Alice apparently had no interest in surveying the solar system. She was studying the way that the whole top of the smelter could either open wide, or be closed completely to provide an airtight seal. She moved close to Rick and placed her helmet next to his.
“You know, this end could operate as an emergency exit if it had to. There must be control panels, inside and out. I bet that’s the external one, under that plate.”
Rick had been scanning the starscape for other planets. Mars and Jupiter were easy, but he had not been able to find Saturn. The biggest thing in the sky was the lumpy ovoid of CM-26. From this distance, it and the smelter were the dominant features of the whole solar system.
He brought his attention reluctantly to the feature that Alice was pointing out. It was a white plate, small and almost insignificant, at the extreme outer edge of the flat circular end. Rick could see the big segmented plates that retracted as they opened, into a thick annulus. The white plate sat on the fixed outside edge of that annulus.
“Let’s take a look at it.” Before Rick could object Alice again had moved away and was zooming down. By the time that he joined her she had the plate cover open and was studying what lay beneath.
Rick put his head next to hers. “Alice! Don’t you think—”
“Nothing to it. See.” She directed the flashlight in her suit at one part of the exposed panel and placed a gloved finger on a pair of switches. “Here’s the control to open the end of the SM, and here’s the safety. This sensor tells you if there’s air pressure inside the SM—that light goes on—and if there is, the command to open is automatically cancelled. You’d have to override that manually, if you ever had reason to, and set this timer so you could get away before it opened. But how do you close it?”

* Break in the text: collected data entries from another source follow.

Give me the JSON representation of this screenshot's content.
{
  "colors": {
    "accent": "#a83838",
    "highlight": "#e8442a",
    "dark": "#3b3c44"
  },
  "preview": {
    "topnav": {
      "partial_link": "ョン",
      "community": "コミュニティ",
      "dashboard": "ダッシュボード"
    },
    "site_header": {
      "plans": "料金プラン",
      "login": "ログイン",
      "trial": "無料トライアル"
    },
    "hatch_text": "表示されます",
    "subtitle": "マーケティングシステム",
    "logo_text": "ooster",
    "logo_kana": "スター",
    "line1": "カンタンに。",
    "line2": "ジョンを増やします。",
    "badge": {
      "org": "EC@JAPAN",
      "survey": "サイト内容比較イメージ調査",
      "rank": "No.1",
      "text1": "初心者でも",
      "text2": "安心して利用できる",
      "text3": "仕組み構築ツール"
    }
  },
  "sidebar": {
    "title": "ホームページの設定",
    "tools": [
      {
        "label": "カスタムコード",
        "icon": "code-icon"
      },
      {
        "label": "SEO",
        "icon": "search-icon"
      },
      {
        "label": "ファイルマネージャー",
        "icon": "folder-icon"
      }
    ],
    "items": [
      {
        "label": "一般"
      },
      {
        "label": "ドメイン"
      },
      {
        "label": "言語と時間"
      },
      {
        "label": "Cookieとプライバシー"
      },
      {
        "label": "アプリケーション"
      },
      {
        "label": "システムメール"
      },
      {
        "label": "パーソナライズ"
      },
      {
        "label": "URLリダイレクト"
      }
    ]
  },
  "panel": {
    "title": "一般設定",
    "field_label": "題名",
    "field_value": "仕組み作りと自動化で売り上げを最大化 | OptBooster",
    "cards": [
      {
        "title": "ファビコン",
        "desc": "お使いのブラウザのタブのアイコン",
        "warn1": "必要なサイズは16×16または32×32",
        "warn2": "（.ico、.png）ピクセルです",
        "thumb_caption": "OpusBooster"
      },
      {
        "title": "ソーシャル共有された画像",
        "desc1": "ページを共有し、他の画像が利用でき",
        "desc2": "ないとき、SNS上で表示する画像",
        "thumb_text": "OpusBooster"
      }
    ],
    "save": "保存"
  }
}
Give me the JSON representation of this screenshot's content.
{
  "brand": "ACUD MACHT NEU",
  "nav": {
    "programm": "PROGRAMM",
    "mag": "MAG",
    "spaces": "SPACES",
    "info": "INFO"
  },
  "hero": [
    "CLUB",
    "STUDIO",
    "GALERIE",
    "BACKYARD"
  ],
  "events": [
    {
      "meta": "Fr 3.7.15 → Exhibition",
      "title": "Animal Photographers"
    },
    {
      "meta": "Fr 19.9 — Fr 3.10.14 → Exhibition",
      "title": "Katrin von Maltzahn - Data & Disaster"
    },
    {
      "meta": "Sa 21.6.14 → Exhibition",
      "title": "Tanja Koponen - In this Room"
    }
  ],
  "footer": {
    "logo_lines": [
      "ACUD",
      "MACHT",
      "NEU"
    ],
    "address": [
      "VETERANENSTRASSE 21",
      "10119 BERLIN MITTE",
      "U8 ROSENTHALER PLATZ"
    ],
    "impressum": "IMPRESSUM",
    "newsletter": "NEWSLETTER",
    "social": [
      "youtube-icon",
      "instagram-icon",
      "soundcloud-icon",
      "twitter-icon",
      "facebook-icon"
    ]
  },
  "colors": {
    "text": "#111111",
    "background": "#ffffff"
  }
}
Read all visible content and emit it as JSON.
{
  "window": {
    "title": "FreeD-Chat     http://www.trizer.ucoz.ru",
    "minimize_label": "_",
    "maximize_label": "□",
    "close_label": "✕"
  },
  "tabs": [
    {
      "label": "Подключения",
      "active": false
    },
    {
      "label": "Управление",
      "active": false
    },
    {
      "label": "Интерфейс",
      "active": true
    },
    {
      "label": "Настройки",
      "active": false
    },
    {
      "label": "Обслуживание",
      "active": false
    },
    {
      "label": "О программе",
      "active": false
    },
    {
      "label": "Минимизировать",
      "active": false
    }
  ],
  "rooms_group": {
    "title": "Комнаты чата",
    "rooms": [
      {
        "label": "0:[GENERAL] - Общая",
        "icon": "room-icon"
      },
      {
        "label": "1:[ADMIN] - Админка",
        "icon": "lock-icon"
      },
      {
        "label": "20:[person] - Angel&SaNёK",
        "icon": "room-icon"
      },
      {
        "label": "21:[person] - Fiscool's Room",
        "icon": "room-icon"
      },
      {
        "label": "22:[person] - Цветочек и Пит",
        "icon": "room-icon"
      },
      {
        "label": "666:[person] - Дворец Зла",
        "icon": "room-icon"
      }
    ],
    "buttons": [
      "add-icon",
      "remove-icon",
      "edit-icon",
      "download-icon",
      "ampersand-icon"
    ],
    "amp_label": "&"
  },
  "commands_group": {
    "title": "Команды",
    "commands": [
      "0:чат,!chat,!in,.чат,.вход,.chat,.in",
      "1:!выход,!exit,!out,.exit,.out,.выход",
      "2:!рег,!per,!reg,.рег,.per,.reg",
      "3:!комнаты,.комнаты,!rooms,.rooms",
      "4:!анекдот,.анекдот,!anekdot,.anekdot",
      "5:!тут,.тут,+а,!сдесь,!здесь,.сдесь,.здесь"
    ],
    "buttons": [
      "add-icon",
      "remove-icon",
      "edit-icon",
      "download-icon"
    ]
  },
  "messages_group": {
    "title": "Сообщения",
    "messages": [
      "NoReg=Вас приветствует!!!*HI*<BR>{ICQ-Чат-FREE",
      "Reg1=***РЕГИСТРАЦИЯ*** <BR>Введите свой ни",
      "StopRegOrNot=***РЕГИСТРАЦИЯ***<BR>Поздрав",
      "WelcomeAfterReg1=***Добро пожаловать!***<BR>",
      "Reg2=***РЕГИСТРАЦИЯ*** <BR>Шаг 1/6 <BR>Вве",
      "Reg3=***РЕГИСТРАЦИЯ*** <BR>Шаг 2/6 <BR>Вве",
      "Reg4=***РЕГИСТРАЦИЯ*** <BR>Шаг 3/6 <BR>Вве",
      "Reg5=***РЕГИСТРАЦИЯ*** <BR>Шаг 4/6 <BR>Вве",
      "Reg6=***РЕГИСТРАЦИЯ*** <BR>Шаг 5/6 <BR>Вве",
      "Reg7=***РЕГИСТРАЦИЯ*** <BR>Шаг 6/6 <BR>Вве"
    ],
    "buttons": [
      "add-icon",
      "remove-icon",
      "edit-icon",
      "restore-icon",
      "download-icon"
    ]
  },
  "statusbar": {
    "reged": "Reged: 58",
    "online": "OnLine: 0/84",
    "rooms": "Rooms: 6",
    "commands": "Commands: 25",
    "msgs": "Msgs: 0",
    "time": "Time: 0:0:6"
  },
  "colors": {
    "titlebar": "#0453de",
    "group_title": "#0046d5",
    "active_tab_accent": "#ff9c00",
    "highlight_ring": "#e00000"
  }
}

Rick had been examining the rest of the panel while she was pondering the controls to open the SM.
“Like this,” he said. He pointed out another pair of switches. “This moves the plates that seal the end. No need for a safety to test for air pressure, because when the end of the SM is open there can’t be any air inside. But there is an obstruction safety, here. The end won’t close if there’s anything standing in the way. That’s so you can’t destroy the plates by asking the end to close when an asteroid or anything else is sitting between them. Agreed?”